ENDOTHELIN STIMULATES PHOSPHATIDYLCHOLINE HYDROLYSIS THROUGH BOTH PLC AND PLD PATHWAYS IN MESANGIAL CELLS

Endothelin (ET) is a recently characterized vasoconstrictor hormone that has potent effects on glomerular function. Many vasoconstrictors, like ET, that stimulate phospholipase C (PLC) hydrolysis of polyphosphoinositides also stimulate phosphatidylcholine (PtdCho) hydrolysis via both PLC and phospholipase D (PLD) pathways. We have previously reported that ET stimulates a protein kinase C (PKC)regulated, intracellular calcium-insensitive PLD activity that forms phosphatidic acid (PA) in rat mesangial cells (MC). We now ask whether ET-induced diglyceride (DG) production is also, in part, a result of either PLC- or PLD-induced hydrolysis of PtdCho. ET induced both a time- and dose-dependent stimulation in DG as measured by radioflux and mass assays. ET-stimulated DG production was still elevated even at time points where inositol polyphosphates had returned to basal levels. In addition, using [H-3]choline-labeled cells, ET stimulated [H-3]phosphocholine accumulation, suggesting a PLC-mediated hydrolysis of PtdCho. Stimulation of DG was unaffected by the presence of ethanol or propranolol, suggesting that ET-stimulated DG were not a result of a sequential PLD/PA phosphohydrolase activity.
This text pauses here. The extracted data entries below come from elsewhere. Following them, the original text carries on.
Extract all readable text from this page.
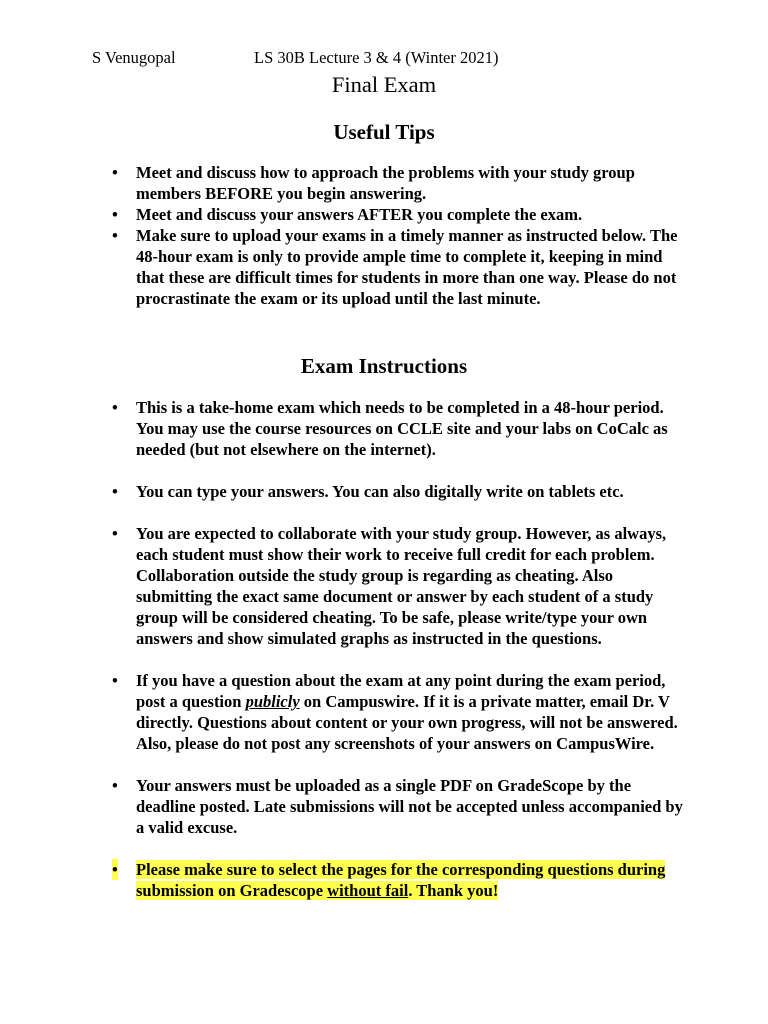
S Venugopal	LS 30B Lecture 3 & 4 (Winter 2021)
Final Exam
Useful Tips
• Meet and discuss how to approach the problems with your study group members BEFORE you begin answering.
• Meet and discuss your answers AFTER you complete the exam.
• Make sure to upload your exams in a timely manner as instructed below. The 48-hour exam is only to provide ample time to complete it, keeping in mind that these are difficult times for students in more than one way. Please do not procrastinate the exam or its upload until the last minute.
Exam Instructions
• This is a take-home exam which needs to be completed in a 48-hour period. You may use the course resources on CCLE site and your labs on CoCalc as needed (but not elsewhere on the internet).
• You can type your answers. You can also digitally write on tablets etc.
• You are expected to collaborate with your study group. However, as always, each student must show their work to receive full credit for each problem. Collaboration outside the study group is regarding as cheating. Also submitting the exact same document or answer by each student of a study group will be considered cheating. To be safe, please write/type your own answers and show simulated graphs as instructed in the questions.
• If you have a question about the exam at any point during the exam period, post a question publicly on Campuswire. If it is a private matter, email Dr. V directly. Questions about content or your own progress, will not be answered. Also, please do not post any screenshots of your answers on CampusWire.
• Your answers must be uploaded as a single PDF on GradeScope by the deadline posted. Late submissions will not be accepted unless accompanied by a valid excuse.
• Please make sure to select the pages for the corresponding questions during submission on Gradescope without fail. Thank you!
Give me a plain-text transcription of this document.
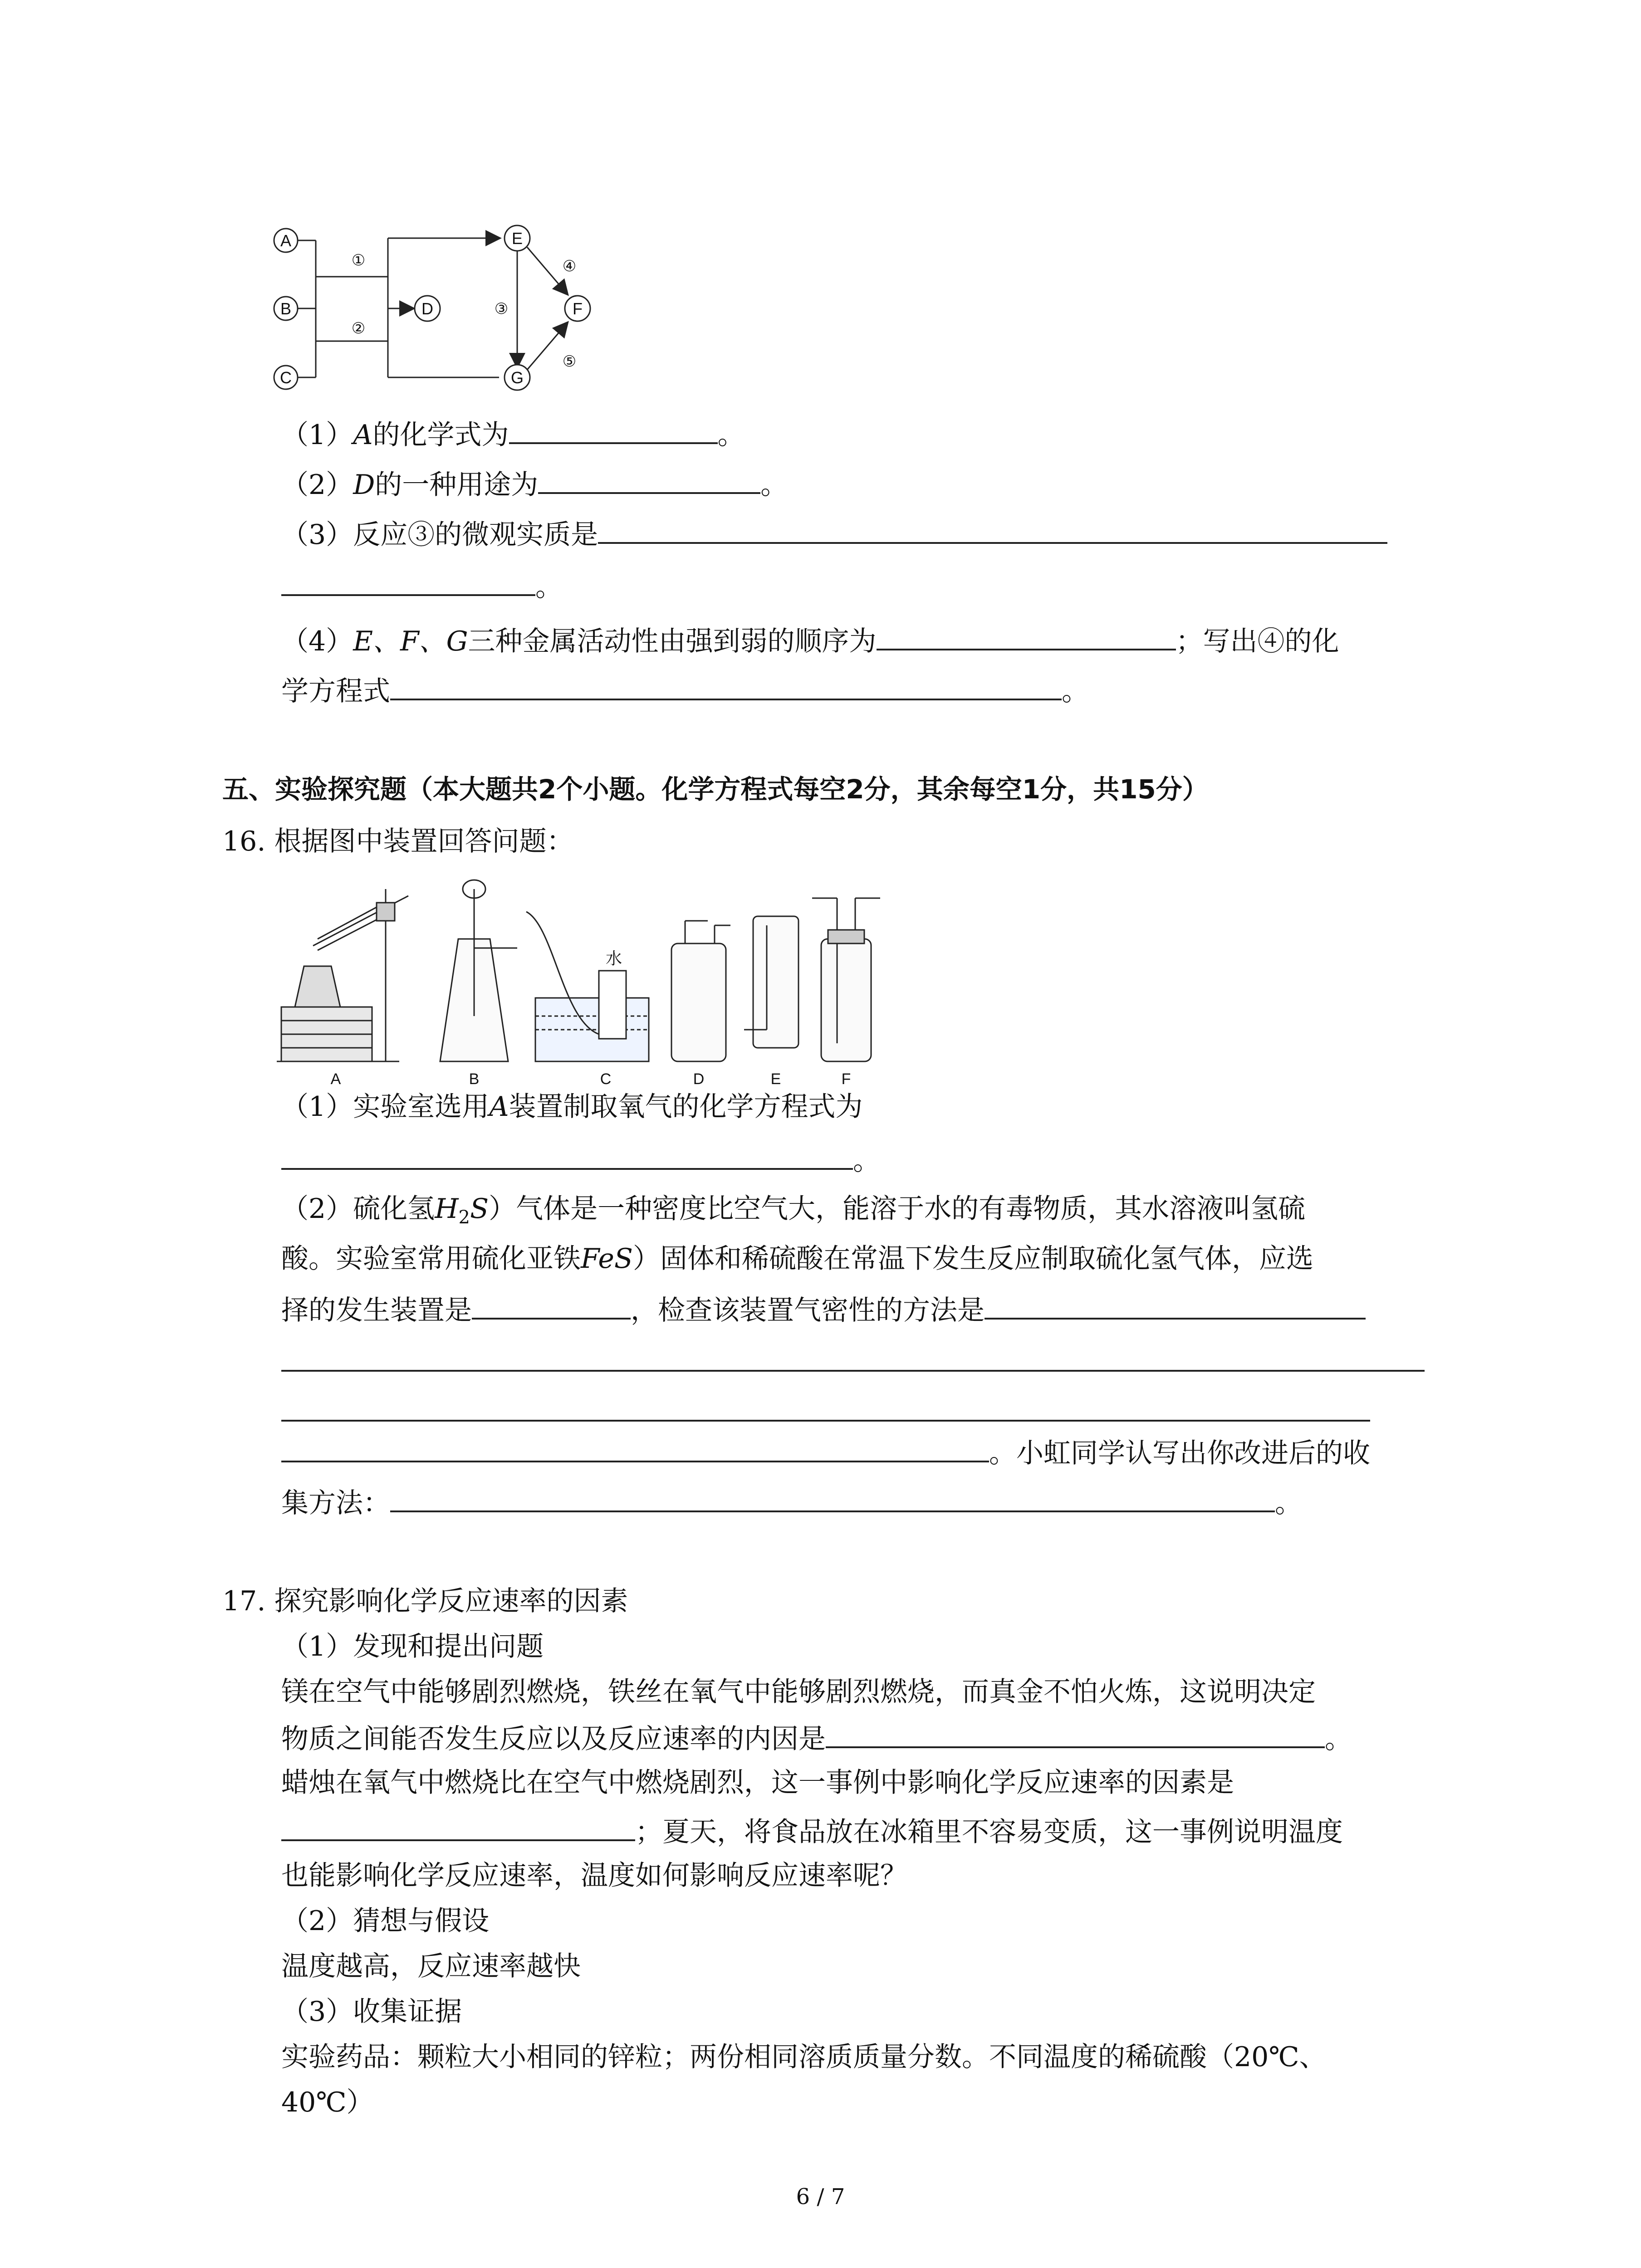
A
B
C
D
E
F
G
①
②
③
④
⑤
（1）A的化学式为	。
（2）D的一种用途为	。
（3）反应③的微观实质是
。
（4）E、F、G三种金属活动性由强到弱的顺序为	；写出④的化
学方程式	。
五、实验探究题（本大题共2个小题。化学方程式每空2分，其余每空1分，共15分）
16. 根据图中装置回答问题：
水
A	B	C	D	E	F
（1）实验室选用A装置制取氧气的化学方程式为
。
（2）硫化氢$H_2S$）气体是一种密度比空气大，能溶于水的有毒物质，其水溶液叫氢硫
酸。实验室常用硫化亚铁FeS）固体和稀硫酸在常温下发生反应制取硫化氢气体，应选
择的发生装置是	，检查该装置气密性的方法是
。小虹同学认写出你改进后的收
集方法：	。
17. 探究影响化学反应速率的因素
（1）发现和提出问题
镁在空气中能够剧烈燃烧，铁丝在氧气中能够剧烈燃烧，而真金不怕火炼，这说明决定
物质之间能否发生反应以及反应速率的内因是	。
蜡烛在氧气中燃烧比在空气中燃烧剧烈，这一事例中影响化学反应速率的因素是
；夏天，将食品放在冰箱里不容易变质，这一事例说明温度
也能影响化学反应速率，温度如何影响反应速率呢？
（2）猜想与假设
温度越高，反应速率越快
（3）收集证据
实验药品：颗粒大小相同的锌粒；两份相同溶质质量分数。不同温度的稀硫酸（20℃、
40℃）
6 / 7
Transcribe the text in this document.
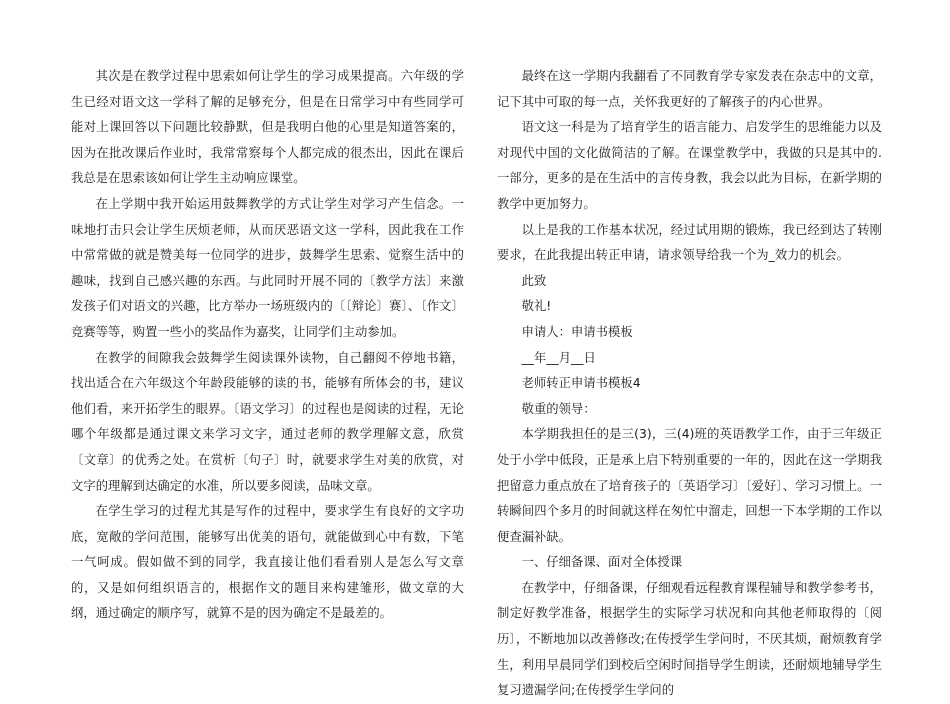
其次是在教学过程中思索如何让学生的学习成果提高。六年级的学生已经对语文这一学科了解的足够充分，但是在日常学习中有些同学可能对上课回答以下问题比较静默，但是我明白他的心里是知道答案的，因为在批改课后作业时，我常常察每个人都完成的很杰出，因此在课后我总是在思索该如何让学生主动响应课堂。

在上学期中我开始运用鼓舞教学的方式让学生对学习产生信念。一味地打击只会让学生厌烦老师，从而厌恶语文这一学科，因此我在工作中常常做的就是赞美每一位同学的进步，鼓舞学生思索、觉察生活中的趣味，找到自己感兴趣的东西。与此同时开展不同的〔教学方法〕来激发孩子们对语文的兴趣，比方举办一场班级内的〔〔辩论〕赛〕、〔作文〕竞赛等等，购置一些小的奖品作为嘉奖，让同学们主动参加。

在教学的间隙我会鼓舞学生阅读课外读物，自己翻阅不停地书籍，找出适合在六年级这个年龄段能够的读的书，能够有所体会的书，建议他们看，来开拓学生的眼界。〔语文学习〕的过程也是阅读的过程，无论哪个年级都是通过课文来学习文字，通过老师的教学理解文意，欣赏〔文章〕的优秀之处。在赏析〔句子〕时，就要求学生对美的欣赏，对文字的理解到达确定的水准，所以要多阅读，品味文章。

在学生学习的过程尤其是写作的过程中，要求学生有良好的文字功底，宽敞的学问范围，能够写出优美的语句，就能做到心中有数，下笔一气呵成。假如做不到的同学，我直接让他们看看别人是怎么写文章的，又是如何组织语言的，根据作文的题目来构建雏形，做文章的大纲，通过确定的顺序写，就算不是的因为确定不是最差的。

最终在这一学期内我翻看了不同教育学专家发表在杂志中的文章，记下其中可取的每一点，关怀我更好的了解孩子的内心世界。

语文这一科是为了培育学生的语言能力、启发学生的思维能力以及对现代中国的文化做简洁的了解。在课堂教学中，我做的只是其中的.一部分，更多的是在生活中的言传身教，我会以此为目标，在新学期的教学中更加努力。

以上是我的工作基本状况，经过试用期的锻炼，我已经到达了转刚要求，在此我提出转正申请，请求领导给我一个为_效力的机会。

此致

敬礼!

申请人：申请书模板

__年__月__日

老师转正申请书模板4

敬重的领导：

本学期我担任的是三(3)，三(4)班的英语教学工作，由于三年级正处于小学中低段，正是承上启下特别重要的一年的，因此在这一学期我把留意力重点放在了培育孩子的〔英语学习〕〔爱好〕、学习习惯上。一转瞬间四个多月的时间就这样在匆忙中溜走，回想一下本学期的工作以便查漏补缺。

一、仔细备课、面对全体授课

在教学中，仔细备课，仔细观看远程教育课程辅导和教学参考书，制定好教学准备，根据学生的实际学习状况和向其他老师取得的〔阅历〕，不断地加以改善修改;在传授学生学问时，不厌其烦，耐烦教育学生，利用早晨同学们到校后空闲时间指导学生朗读，还耐烦地辅导学生复习遗漏学问;在传授学生学问的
We further dissociated PtdCho-dependent PLC and PLD activities because, in contrast to ET-induced stimulation of PLD, the effect of ET on DG formation was mimicked with ionomycin and was inhibited with 1,2-bis(2-aminophenoxy)ethane-N,N,N',N'-tetraacetic acid but not ethylene glycol-bis(beta-aminoethyl ether)N,N,N',N'-tetraacetic acid. ET stimulation of DG could not be mimicked by phorbol myristate acetate and was not blocked by PKC inhibition or depletion. Together, these data suggest that ET stimulates multiple signaling pathways in MC that hydrolyze PtdCho via separate PLC and PLD mechanisms. The potential significance of ET-stimulated PtdCho hydrolysis includes the generation of diverse species of DG and PA, lipid second messengers that may augment an activated mesangial cell phenotype.